O Chatbot da Meta Fornecerá Notícias Ao Vivo com Inteligência Artificial via CNN, Fox News

Mais uma vez, temos que ouvir as nove palavras mais aterrorizantes na língua inglesa: “Nós somos o Facebook, e estamos aqui para consertar as notícias.” Desta vez, a solução da gigante das redes sociais é entregar notícias de última hora via chatbot. Na sexta-feira, a Meta anunciou que fez parceria com várias organizações de notícias, incluindo CNN e Fox News, para fornecer manchetes e informações em tempo real através da Meta AI.

A lista completa de parceiros para a nova iniciativa, que verá o chatbot da empresa e outros produtos de IA capazes de fornecer informações sobre histórias de notícias de última hora, também incluirá Fox Sports, o grupo francês Le Monde, o portfólio de marcas de mídia People Inc. (que inclui People, Food and Wine, Travel and Leisure e Entertainment Weekly, entre outros), The Daily Caller, The Washington Examiner e USA Today. É uma seleção de canais que vai desde publicações moderadas até publicações ativistas de direita, exatamente o que se poderia esperar de uma plataforma dirigida por um CEO alinhado a Trump.

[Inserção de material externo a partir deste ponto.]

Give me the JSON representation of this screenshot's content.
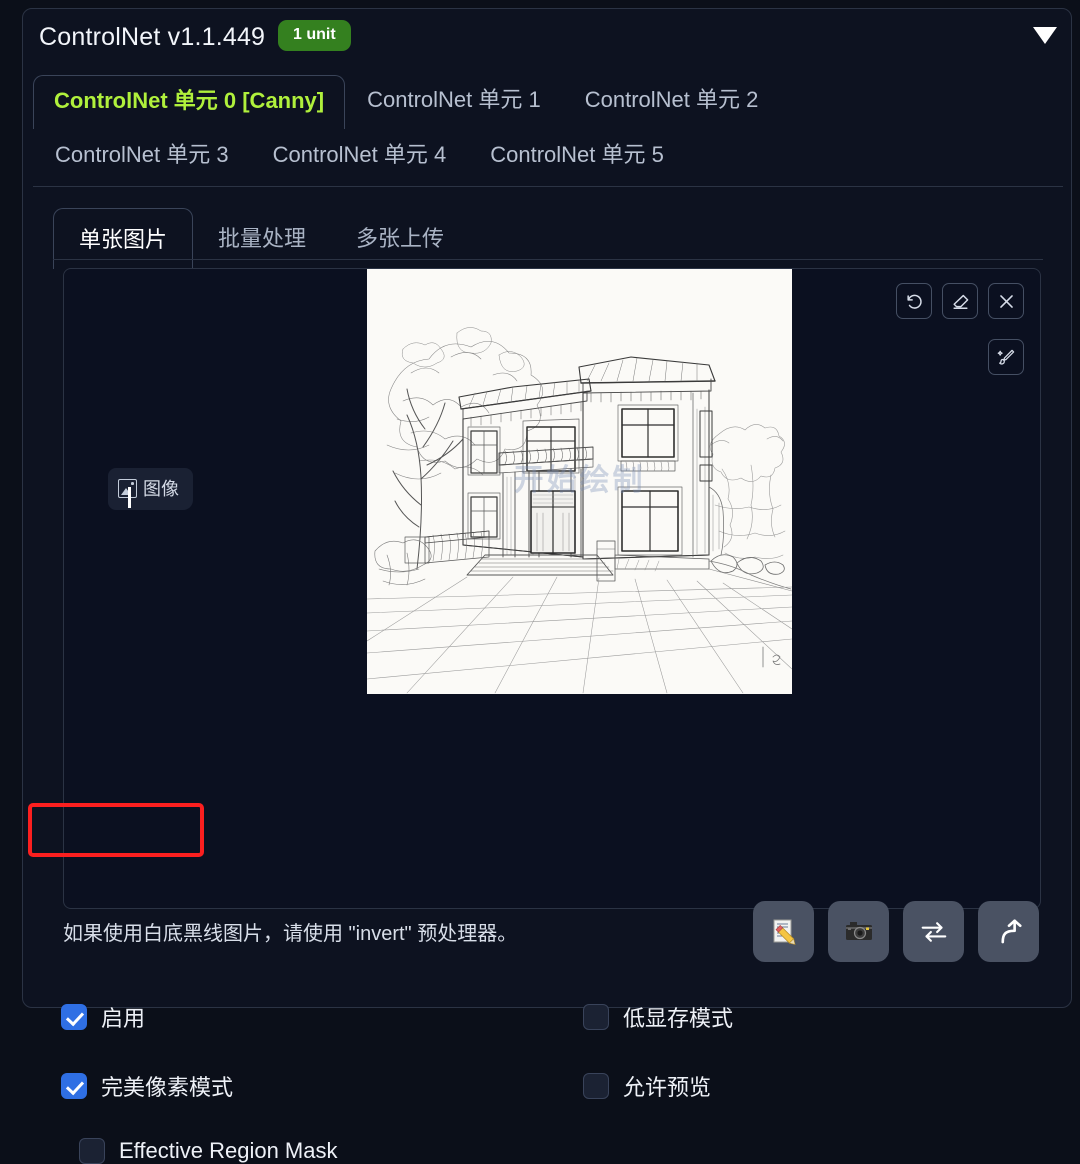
{
  "header": {
    "title": "ControlNet v1.1.449",
    "badge": "1 unit",
    "collapse_icon": "chevron-down-icon"
  },
  "unit_tabs": {
    "row1": [
      {
        "label": "ControlNet 单元 0 [Canny]",
        "active": true
      },
      {
        "label": "ControlNet 单元 1",
        "active": false
      },
      {
        "label": "ControlNet 单元 2",
        "active": false
      }
    ],
    "row2": [
      {
        "label": "ControlNet 单元 3",
        "active": false
      },
      {
        "label": "ControlNet 单元 4",
        "active": false
      },
      {
        "label": "ControlNet 单元 5",
        "active": false
      }
    ],
    "active_color": "#b0f03c"
  },
  "source_tabs": [
    {
      "label": "单张图片",
      "active": true
    },
    {
      "label": "批量处理",
      "active": false
    },
    {
      "label": "多张上传",
      "active": false
    }
  ],
  "image_panel": {
    "label": "图像",
    "label_icon": "image-icon",
    "image_description": "铅笔手绘别墅建筑效果图，两层洋房带阳台、台阶与庭院树木",
    "watermark": "开始绘制",
    "tools": [
      {
        "name": "undo-icon",
        "title": "撤销"
      },
      {
        "name": "eraser-icon",
        "title": "橡皮擦"
      },
      {
        "name": "close-icon",
        "title": "移除"
      }
    ],
    "tools_secondary": [
      {
        "name": "brush-sparkle-icon",
        "title": "画笔"
      }
    ]
  },
  "hint": "如果使用白底黑线图片，请使用 \"invert\" 预处理器。",
  "actions": [
    {
      "name": "memo-button",
      "glyph": "📝"
    },
    {
      "name": "camera-button",
      "glyph": "📷"
    },
    {
      "name": "swap-button",
      "glyph": "⇄"
    },
    {
      "name": "upload-arrow-button",
      "glyph": "⬆"
    }
  ],
  "checkboxes": {
    "left": [
      {
        "label": "启用",
        "checked": true,
        "highlighted": true
      },
      {
        "label": "完美像素模式",
        "checked": true,
        "highlighted": false
      },
      {
        "label": "Effective Region Mask",
        "checked": false,
        "highlighted": false
      }
    ],
    "right": [
      {
        "label": "低显存模式",
        "checked": false
      },
      {
        "label": "允许预览",
        "checked": false
      }
    ]
  },
  "colors": {
    "background": "#0b0f19",
    "panel": "#0d1220",
    "accent_green": "#b0f03c",
    "badge_green": "#34801f",
    "checkbox_blue": "#2f6fe4",
    "highlight_red": "#fb1f1f",
    "border": "#2b3344"
  }
}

De acordo com a Meta, se você perguntar à sua Meta AI sobre eventos atuais, ela agora será capaz de receber informações de histórias de notícias recentemente publicadas e links para ler conteúdos mais oportunos de “fontes de conteúdo mais diversas”. A empresa afirma que seu objetivo é eventualmente “fornecer algo para todos, continuando a adicionar novas fontes de conteúdo e tópicos.”

Neste momento, a Meta tem uma longa e notável história de trazer aos usuários as notícias de novas maneiras que acabam tornando tudo pior. Em 2016, quando a empresa tinha seu agora extinto módulo de “Notícias em Alta”, foi revelado que a empresa não estava servindo histórias escolhidas algoritmicamente de forma neutra, como muitos poderiam pensar, e estava, na verdade, curando histórias nos bastidores. Uma vez que isso veio à tona, a empresa se livrou dos humanos e imediatamente desencadeou uma onda de desinformação amplificada pelo algoritmo que não conseguia discernir fato de ficção.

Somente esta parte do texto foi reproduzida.